Sixteen-year-old Taylor Victor got a lot of grief when she wore her "Nobody Knows I'm a Lesbian" t-shirt to school last August. Officials at her central California high school told her the garment was disruptive, disrespectful of religious values, and promoted sex. When they offered her the option to change her shirt and never wear it again, or go home, Victor took the latter option -- and then sued her school.
Last week she finally got some resolution when the Manteca school district settled the lawsuit. Officials didn't admit wrongdoing, according to Mashable, but they did pay expenses for Victor's attorneys -- none other than the American Civil Liberties Union -- and instituted a new dress code and launched a training course for teachers and administrators on students' free speech rights.

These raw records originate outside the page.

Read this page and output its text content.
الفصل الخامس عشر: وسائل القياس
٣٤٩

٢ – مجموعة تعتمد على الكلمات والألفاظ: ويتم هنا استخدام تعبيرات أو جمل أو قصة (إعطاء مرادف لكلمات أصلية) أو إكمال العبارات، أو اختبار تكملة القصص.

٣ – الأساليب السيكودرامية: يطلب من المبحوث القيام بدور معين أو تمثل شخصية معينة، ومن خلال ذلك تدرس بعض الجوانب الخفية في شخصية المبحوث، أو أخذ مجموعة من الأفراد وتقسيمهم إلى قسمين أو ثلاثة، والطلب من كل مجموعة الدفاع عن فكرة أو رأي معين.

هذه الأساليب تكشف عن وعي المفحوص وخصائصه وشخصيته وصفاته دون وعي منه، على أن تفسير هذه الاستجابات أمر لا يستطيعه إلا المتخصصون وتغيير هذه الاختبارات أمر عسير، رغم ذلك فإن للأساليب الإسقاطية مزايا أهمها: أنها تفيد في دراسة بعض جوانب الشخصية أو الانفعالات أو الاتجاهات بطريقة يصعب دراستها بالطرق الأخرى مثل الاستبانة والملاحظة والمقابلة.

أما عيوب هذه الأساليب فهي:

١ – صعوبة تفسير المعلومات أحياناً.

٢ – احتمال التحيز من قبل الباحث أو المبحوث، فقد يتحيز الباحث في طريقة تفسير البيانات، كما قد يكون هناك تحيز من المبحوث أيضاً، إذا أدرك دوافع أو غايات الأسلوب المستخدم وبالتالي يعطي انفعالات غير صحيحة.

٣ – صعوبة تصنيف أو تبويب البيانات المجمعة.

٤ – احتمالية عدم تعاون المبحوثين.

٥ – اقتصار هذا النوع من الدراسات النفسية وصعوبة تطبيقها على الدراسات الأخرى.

Victor's ACLU lawyers argued that a 1969 Supreme Court case, which cemented students' free speech rights within school buildings, set the precedent for this lawsuit. In recent years, other students have encountered resistance with school officials over messages on their clothes, including a South Carolina student barred from wearing a "Nobody Knows I'm a Lesbian" shirt. Victor, though, says she was treated respectfully during her lawsuit against the Manteca school district, but it was important to her to see her case to fruition.
"I've had people tell me in other states that they heard about my story, so I hope that this reaches as many people as possible," she told Mashable. "Other kids -- and it doesn't have to do with just sexual orientation, it could be religious beliefs, political beliefs too -- I hope they know that schools can't censor them completely like that. Their First Amendment travels with them."